Phil Dollman
- Born: Phil Dollman 15 May 1985 (age 40) Caerphilly, Wales
- Height: 1.83 m (6 ft 0 in)
- Weight: 93 kg (14 st 9 lb)

Rugby union career
- Position(s): Fly half, Centre, Wing, Full-back

Amateur team(s)
- Years: Team / Apps / (Points)
- 2000s: Caerphilly Rugby Club
- –: Bedwas Rugby Club

Senior career
- Years: Team / Apps / (Points)
- 2007–2009: Dragons / 38 / (17)
- 2009–2020: Exeter Chiefs / 242 / (137)
- Correct as of 5 October 2020

International career
- Years: Team / Apps / (Points)
- Wales U-18

= Phil Dollman =

Welsh rugby union footballer

Phil Dollman (born 15 May 1985) is a Welsh rugby union player. Dollman was a highly versatile player who could cover multiple positions in the backline.
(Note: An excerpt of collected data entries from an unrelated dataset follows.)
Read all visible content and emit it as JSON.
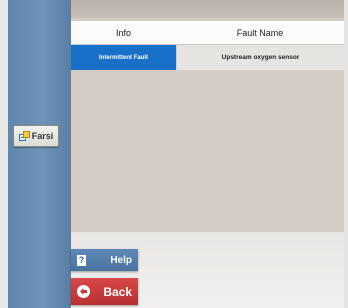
{
  "sidebar": {
    "language_button": {
      "label": "Farsi",
      "icon": "language-switch-icon"
    }
  },
  "fault_table": {
    "headers": {
      "info": "Info",
      "fault_name": "Fault Name"
    },
    "rows": [
      {
        "info": "Intermittent Fault",
        "fault_name": "Upstream oxygen sensor"
      }
    ]
  },
  "actions": {
    "help": {
      "label": "Help",
      "icon": "question-mark-icon"
    },
    "back": {
      "label": "Back",
      "icon": "back-arrow-icon"
    }
  },
  "colors": {
    "sidebar": "#6a8fb5",
    "selected_cell": "#1870c9",
    "help_button": "#5279a6",
    "back_button": "#c83a3a"
  }
}
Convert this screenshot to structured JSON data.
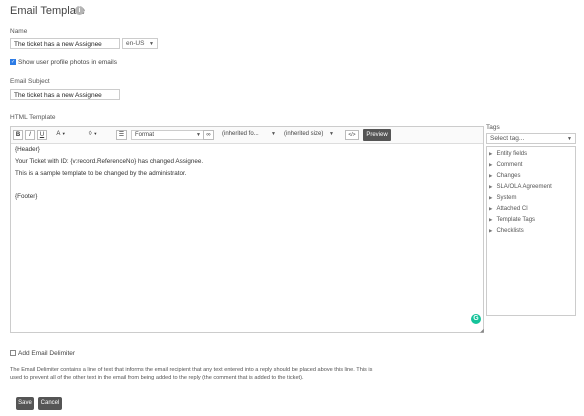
{
  "page": {
    "title": "Email Template",
    "info_glyph": "i"
  },
  "name": {
    "label": "Name",
    "value": "The ticket has a new Assignee",
    "locale": "en-US"
  },
  "profile_photos": {
    "label": "Show user profile photos in emails",
    "checked": true
  },
  "subject": {
    "label": "Email Subject",
    "value": "The ticket has a new Assignee"
  },
  "html_template": {
    "label": "HTML Template",
    "toolbar": {
      "bold": "B",
      "italic": "I",
      "underline": "U",
      "font_color": "A",
      "format": "Format",
      "font": "(inherited fo...",
      "size": "(inherited size)",
      "source": "</>",
      "preview": "Preview"
    },
    "body_lines": [
      "{Header}",
      "Your Ticket with ID: {v:record.ReferenceNo} has changed Assignee.",
      "This is a sample template to be changed by the administrator.",
      "{Footer}"
    ],
    "grammarly_glyph": "G"
  },
  "tags": {
    "label": "Tags",
    "placeholder": "Select tag...",
    "items": [
      "Entity fields",
      "Comment",
      "Changes",
      "SLA/OLA Agreement",
      "System",
      "Attached CI",
      "Template Tags",
      "Checklists"
    ]
  },
  "delimiter": {
    "label": "Add Email Delimiter",
    "checked": false,
    "description_1": "The Email Delimiter contains a line of text that informs the email recipient that any text entered into a reply should be placed above this line. This is",
    "description_2": "used to prevent all of the other text in the email from being added to the reply (the comment that is added to the ticket)."
  },
  "actions": {
    "save": "Save",
    "cancel": "Cancel"
  },
  "colors": {
    "dark_button": "#555555",
    "checkbox": "#2c7be5",
    "grammarly": "#15c39a"
  }
}
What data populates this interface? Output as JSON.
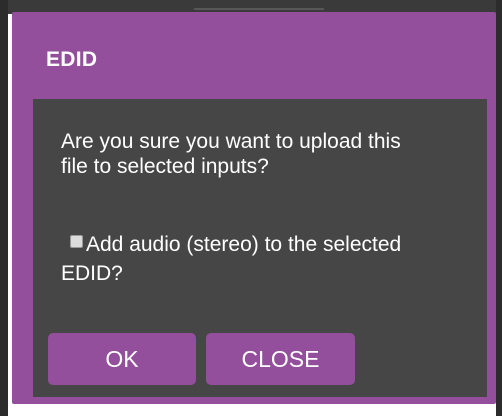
{
  "colors": {
    "dialog_accent": "#934f9b",
    "dialog_body": "#464646",
    "text": "#ffffff"
  },
  "dialog": {
    "title": "EDID",
    "message": "Are you sure you want to upload this file to selected inputs?",
    "audio_option": {
      "label": "Add audio (stereo) to the selected EDID?",
      "checked": false
    },
    "buttons": {
      "ok_label": "OK",
      "close_label": "CLOSE"
    }
  }
}
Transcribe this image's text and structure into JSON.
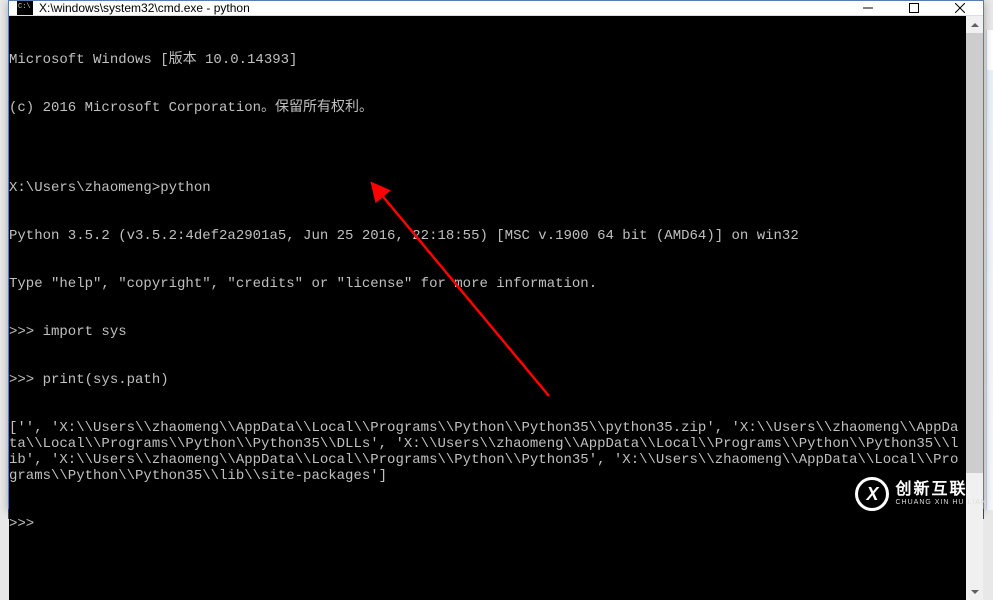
{
  "window": {
    "title": "X:\\windows\\system32\\cmd.exe - python"
  },
  "terminal": {
    "lines": [
      "Microsoft Windows [版本 10.0.14393]",
      "(c) 2016 Microsoft Corporation。保留所有权利。",
      "",
      "X:\\Users\\zhaomeng>python",
      "Python 3.5.2 (v3.5.2:4def2a2901a5, Jun 25 2016, 22:18:55) [MSC v.1900 64 bit (AMD64)] on win32",
      "Type \"help\", \"copyright\", \"credits\" or \"license\" for more information.",
      ">>> import sys",
      ">>> print(sys.path)",
      "['', 'X:\\\\Users\\\\zhaomeng\\\\AppData\\\\Local\\\\Programs\\\\Python\\\\Python35\\\\python35.zip', 'X:\\\\Users\\\\zhaomeng\\\\AppData\\\\Local\\\\Programs\\\\Python\\\\Python35\\\\DLLs', 'X:\\\\Users\\\\zhaomeng\\\\AppData\\\\Local\\\\Programs\\\\Python\\\\Python35\\\\lib', 'X:\\\\Users\\\\zhaomeng\\\\AppData\\\\Local\\\\Programs\\\\Python\\\\Python35', 'X:\\\\Users\\\\zhaomeng\\\\AppData\\\\Local\\\\Programs\\\\Python\\\\Python35\\\\lib\\\\site-packages']",
      ">>> "
    ]
  },
  "annotation": {
    "arrow_color": "#ff0000"
  },
  "watermark": {
    "logo_text": "X",
    "text_cn": "创新互联",
    "text_en": "CHUANG XIN HU LIAN"
  }
}
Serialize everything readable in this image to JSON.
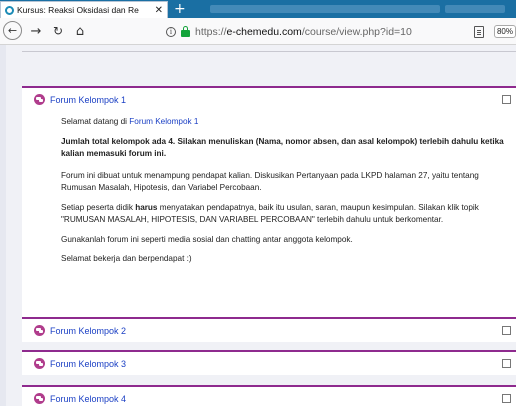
{
  "browser": {
    "tab_title": "Kursus: Reaksi Oksidasi dan Re",
    "tab_close": "✕",
    "new_tab": "+",
    "url_prefix": "https://",
    "url_domain": "e-chemedu.com",
    "url_path": "/course/view.php?id=10",
    "zoom": "80%",
    "icons": {
      "back": "back-arrow-icon",
      "forward": "forward-arrow-icon",
      "reload": "reload-icon",
      "home": "home-icon",
      "info": "info-icon",
      "lock": "lock-icon",
      "reader": "reader-view-icon"
    }
  },
  "forums": [
    {
      "title": "Forum Kelompok 1",
      "welcome_prefix": "Selamat datang di ",
      "welcome_link": "Forum Kelompok 1",
      "bold_note": "Jumlah total kelompok ada 4. Silakan menuliskan (Nama, nomor absen, dan asal kelompok) terlebih dahulu ketika kalian memasuki forum ini.",
      "para1": "Forum ini dibuat untuk menampung pendapat kalian. Diskusikan Pertanyaan pada LKPD halaman 27, yaitu tentang Rumusan Masalah, Hipotesis, dan Variabel Percobaan.",
      "para2_a": "Setiap peserta didik ",
      "para2_bold": "harus",
      "para2_b": " menyatakan pendapatnya, baik itu usulan, saran, maupun kesimpulan. Silakan klik topik \"RUMUSAN MASALAH, HIPOTESIS, DAN VARIABEL PERCOBAAN\" terlebih dahulu untuk berkomentar.",
      "para3": "Gunakanlah forum ini seperti media sosial dan chatting antar anggota kelompok.",
      "para4": "Selamat bekerja dan berpendapat :)"
    },
    {
      "title": "Forum Kelompok 2"
    },
    {
      "title": "Forum Kelompok 3"
    },
    {
      "title": "Forum Kelompok 4"
    }
  ],
  "colors": {
    "section_border": "#8e2a8e",
    "link": "#1a3fc4",
    "forum_icon": "#b03c8c",
    "tabbar": "#1a6fa3"
  }
}
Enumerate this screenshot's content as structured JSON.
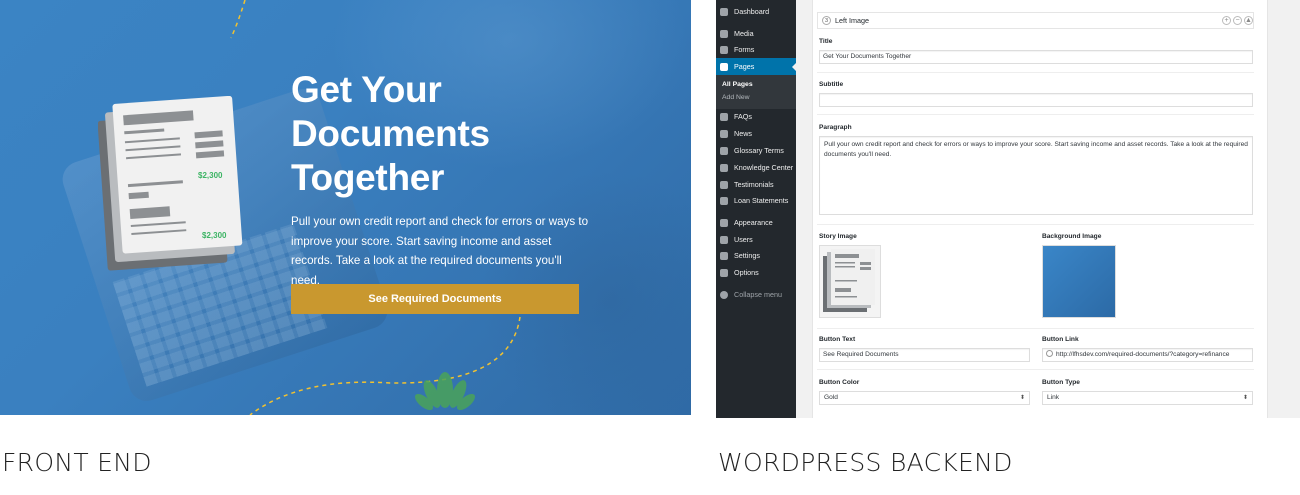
{
  "front_end": {
    "title_lines": [
      "Get Your",
      "Documents",
      "Together"
    ],
    "paragraph": "Pull your own credit report and check for errors or ways to improve your score. Start saving income and asset records. Take a look at the required documents you'll need.",
    "button_label": "See Required Documents",
    "doc_amount": "$2,300",
    "colors": {
      "background": "#3a80c0",
      "button": "#c9982f",
      "dash": "#f2c230",
      "amount": "#3cb464"
    }
  },
  "captions": {
    "left": "FRONT END",
    "right": "WORDPRESS BACKEND"
  },
  "wp": {
    "sidebar": {
      "items": [
        {
          "label": "Dashboard",
          "icon": "dashboard-icon"
        },
        {
          "label": "Media",
          "icon": "media-icon"
        },
        {
          "label": "Forms",
          "icon": "forms-icon"
        },
        {
          "label": "Pages",
          "icon": "pages-icon",
          "active": true
        },
        {
          "label": "FAQs",
          "icon": "faqs-icon"
        },
        {
          "label": "News",
          "icon": "news-icon"
        },
        {
          "label": "Glossary Terms",
          "icon": "glossary-icon"
        },
        {
          "label": "Knowledge Center",
          "icon": "knowledge-icon"
        },
        {
          "label": "Testimonials",
          "icon": "testimonials-icon"
        },
        {
          "label": "Loan Statements",
          "icon": "loan-statements-icon"
        },
        {
          "label": "Appearance",
          "icon": "appearance-icon"
        },
        {
          "label": "Users",
          "icon": "users-icon"
        },
        {
          "label": "Settings",
          "icon": "settings-icon"
        },
        {
          "label": "Options",
          "icon": "options-icon"
        },
        {
          "label": "Collapse menu",
          "icon": "collapse-icon"
        }
      ],
      "submenu": [
        "All Pages",
        "Add New"
      ]
    },
    "layout": {
      "number": "3",
      "title": "Left Image",
      "controls": [
        "+",
        "−",
        "▲"
      ]
    },
    "fields": {
      "title_label": "Title",
      "title_value": "Get Your Documents Together",
      "subtitle_label": "Subtitle",
      "subtitle_value": "",
      "paragraph_label": "Paragraph",
      "paragraph_value": "Pull your own credit report and check for errors or ways to improve your score. Start saving income and asset records. Take a look at the required documents you'll need.",
      "story_image_label": "Story Image",
      "background_image_label": "Background Image",
      "button_text_label": "Button Text",
      "button_text_value": "See Required Documents",
      "button_link_label": "Button Link",
      "button_link_value": "http://lfhsdev.com/required-documents/?category=refinance",
      "button_color_label": "Button Color",
      "button_color_value": "Gold",
      "button_type_label": "Button Type",
      "button_type_value": "Link"
    },
    "colors": {
      "sidebar": "#23282d",
      "active": "#0073aa"
    }
  }
}
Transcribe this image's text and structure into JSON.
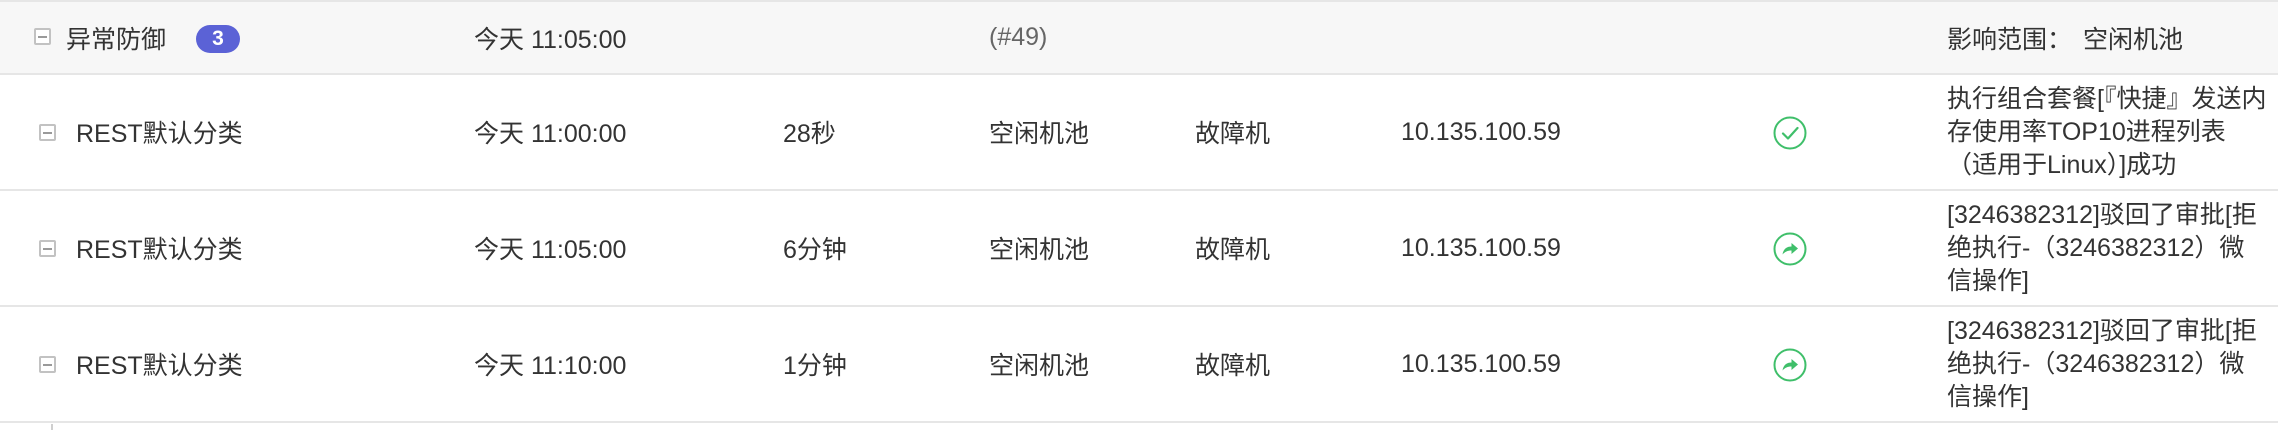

However, he was mostly used at Exeter as a centre or fullback. Dollman signed for Exeter Chiefs in May 2009 from Dragons. He started the final and scored a try as Exeter Chiefs defeated Wasps to be crowned champions of the 2016-17 English Premiership. He intends retiring at the conclusion of the 2019–20 season.

==International==
In May 2017 at the age of 32 he was named in the Wales senior squad for the tests against Tonga and Samoa in June 2017, following an injury to Rhun Williams. In that year's Premiership final Dollman himself suffered an injury in turn however and did not make an appearance for his country that summer.